Tarih boyunca tüm savaşlarda askerler savaşır ama tarih hep padişahları anımsar. Savaşlarda mağlubiyet de galibiyet de padişahlara yazılır. İşte bu noktada elbette 31 Mart'ın faturası Emre Güray’a yazıldı. AK Parti’nin 31 Mart sürecini yakından takip edenlerdenim. Süreci en iyi kaynaklarımdan izleyebiliyordum. Sayın Güray ile seçimlere üç ay kala kendi makam odasında bir görüşmemiz olmuştu. 1,5 yıllık görevinde hedeflerini bir yandan ortaya koyarken seçimle ilgili stratejisini de o gün konuşmuştuk. Emre Güray, o gün seçimlere kısa bir süre kala büyükşehir için iki, dört büyük ilçede ise birer defa anket ve kamuoyu yoklaması yapacağını, olası sonuçlara göre tüm sorumlulukları alacağını söylemişti. 31 Mart’ın arifesinde hem genel merkez hem il teşkilatından olup bitenin tümünden haberim vardı. Zaman zaman olan biteni X hesabımdan paylaşıyordum, takip edenler bilir.

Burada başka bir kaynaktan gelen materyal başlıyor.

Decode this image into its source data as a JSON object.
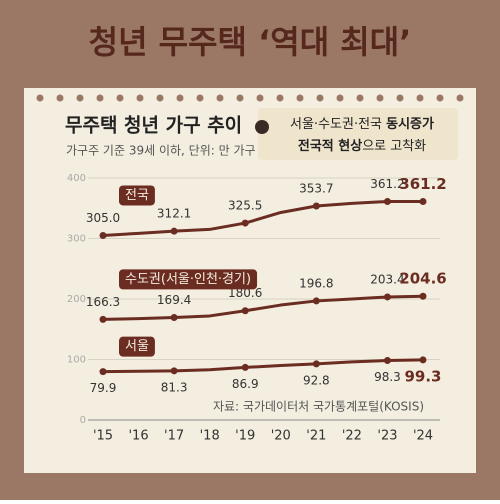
{
  "header": {
    "title": "청년 무주택 ‘역대 최대’"
  },
  "callout": {
    "lines": [
      [
        {
          "text": "서울·수도권·전국 ",
          "bold": false
        },
        {
          "text": "동시증가",
          "bold": true
        }
      ],
      [
        {
          "text": "전국적 현상",
          "bold": true
        },
        {
          "text": "으로 고착화",
          "bold": false
        }
      ]
    ]
  },
  "chart_data": {
    "type": "line",
    "title": "무주택 청년 가구 추이",
    "subtitle": "가구주 기준 39세 이하, 단위: 만 가구",
    "source": "자료: 국가데이터처 국가통계포털(KOSIS)",
    "categories": [
      "'15",
      "'16",
      "'17",
      "'18",
      "'19",
      "'20",
      "'21",
      "'22",
      "'23",
      "'24"
    ],
    "ylim": [
      0,
      400
    ],
    "yticks": [
      0,
      100,
      200,
      300,
      400
    ],
    "grid": true,
    "series": [
      {
        "name": "전국",
        "color": "#6b2c22",
        "values": [
          305.0,
          308.5,
          312.1,
          315,
          325.5,
          343,
          353.7,
          358,
          361.2,
          361.2
        ],
        "value_labels": [
          "305.0",
          null,
          "312.1",
          null,
          "325.5",
          null,
          "353.7",
          null,
          "361.2",
          "361.2"
        ]
      },
      {
        "name": "수도권(서울·인천·경기)",
        "color": "#6b2c22",
        "values": [
          166.3,
          167.5,
          169.4,
          172,
          180.6,
          190,
          196.8,
          200,
          203.4,
          204.6
        ],
        "value_labels": [
          "166.3",
          null,
          "169.4",
          null,
          "180.6",
          null,
          "196.8",
          null,
          "203.4",
          "204.6"
        ]
      },
      {
        "name": "서울",
        "color": "#6b2c22",
        "values": [
          79.9,
          80.5,
          81.3,
          83,
          86.9,
          90,
          92.8,
          96,
          98.3,
          99.3
        ],
        "value_labels": [
          "79.9",
          null,
          "81.3",
          null,
          "86.9",
          null,
          "92.8",
          null,
          "98.3",
          "99.3"
        ]
      }
    ]
  }
}
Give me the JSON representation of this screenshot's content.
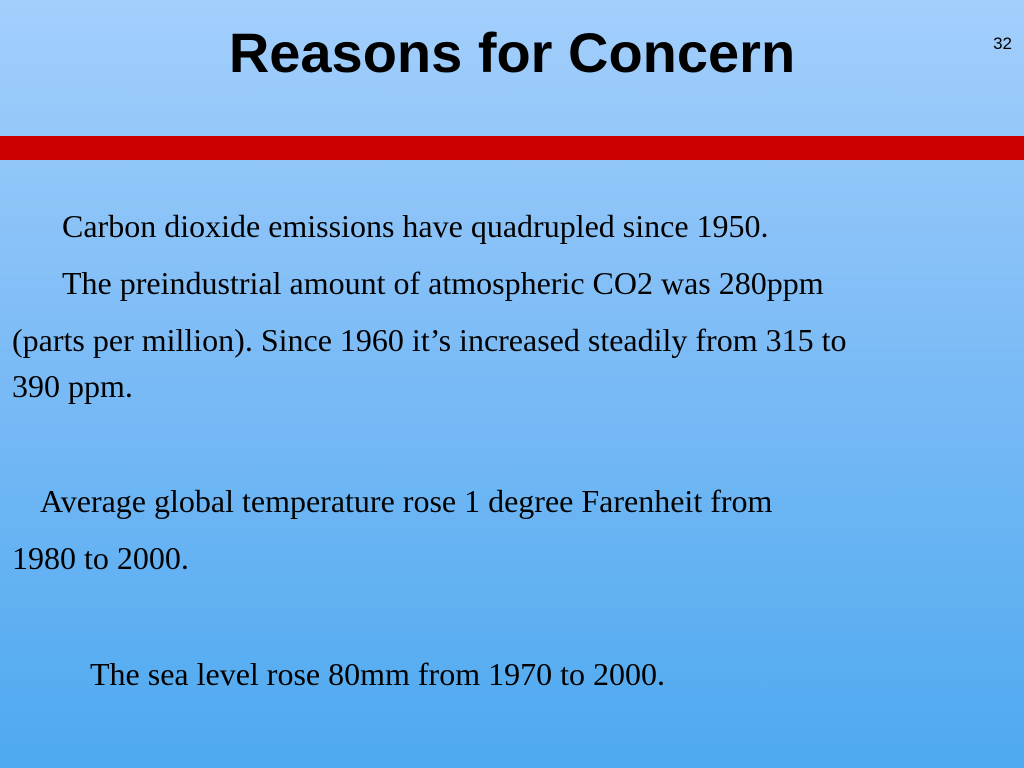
{
  "slide": {
    "title": "Reasons for Concern",
    "number": 32,
    "paragraphs": [
      {
        "lines": [
          "Carbon dioxide emissions have quadrupled since 1950."
        ]
      },
      {
        "lines": [
          "The preindustrial amount of atmospheric CO2 was 280ppm",
          "(parts per million). Since 1960 it’s increased steadily from 315 to",
          "390 ppm."
        ]
      },
      {
        "lines": [
          "Average global temperature rose 1 degree Farenheit from",
          "1980 to 2000."
        ]
      },
      {
        "lines": [
          "The sea level rose 80mm from 1970 to 2000."
        ]
      }
    ]
  }
}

Peki, ne oldu o süreçte?

Emre Güray dediği gibi yapmış, büyükşehirde iki, dört ilçede birer anket yaparak bir çalışma başlatmıştı. Bununla yetinmeyen Güray, saha çalışmalarından edindiği izlenimi rapor haline getirmişti. Genel merkez, ikisi muhalif kanat olmak üzere dört anket firmasına Van’da çalışma yaptırdı. Anketler, büyükşehirde tek bir ismi gösteriyordu. Hem genel merkez hem de Emre Bey’in yaptığı anketlerde (altı anket) Zahir Kandaşoğlu büyük farkla birinci oluyordu. Yine ilçe anketlerinde 31 Mart’ta dört büyük ilçede aday gösterilen isimlerden sadece biri anketlerde çıkarken diğer isimler yapılan çalışmalarda sıralamaya bile giremiyordu. İşte bu bilinçle hareket eden Emre Güray, kendi listesi ile seçimlere girmek istedi. Israrla altı ankette de birinci çıkan Zahir Kandaşoğlu için ısrarcı oldu. Mevcut ilçe adaylarından bazılarını istemiyordu. Bunun için genel merkez ile sık sık ters düştü. Hatta aday isimlerinin açıklanmasına iki gün kala Erdoğan’a bile ulaştı ama gücünü yettiremedi. 31 Mart’ta tüm Türkiye’de AK Parti’ye büyük kayıplar yaşatan komisyon üyelerini geçemedi. Aslında hem büyükşehir adayı hem de bazı ilçe adayları Emre Bey’in listesinde yoktu.

Peki, gerçekten 31 Mart’ın faturasını sadece Emre Güray’a mı yazalım?
Tüm anket sonuçlarına ve halkın büyük teveccühünü kazanan Zahir Kandaşoğlu ismine rağmen, onun yerine kendi ilçesinde bile yüzde 30 alamayan adayı gösteren üst komisyon üyelerinin hiç mi suçu yok?
İlçe belediyeleri için aynı anda beş isme belediye başkanlığı sözü veren ve diğer adayları küstüren, hatta rakip partilerde aday gösterilmesine sebep olan Van vekilinin kabahatini kime yazalım?
Seçimler öncesi sadece göstermelik ziyaretler gerçekleştirip sosyal medya hesabında "Dostlar pazarda görsün" misali paylaşımlar yapan ama kaçak güreşen eski teşkilat, eski il ve ilçe başkanlarının bazılarına hiç mi suç yüklemeyelim?
31 Mart öncesinde aday adayı olan ve aday gösterilmeyen, aday adaylık sürecinde Erdoğancı görünen ve sonrasında kendi kabuklarına çekilen 150’ye yakın koltuk sevdalısını kime şikâyet edelim?
Seçimlerde tek kuruş para harcamadan “Ben nasılsa kazanamam, enayi miyim?” şiarıyla hareket eden, sahalardan uzak kaçan adayları ne yapalım?
Seçimlerde millete tepeden bakan kibir abidesi belediye başkanlarını tekrar aday gösteren zihniyete ne diyelim?

O kadar çok başlık buradan alt alta sıralayabilirim ki…
Emre Güray, genç, dinamik biri.
Gerçek Erdoğan sevdalılarında karşılığı var. Emre Güray ismi doğru bir karar.

Peki, gerçekten 31 Mart’ın faturasını kime yazalım?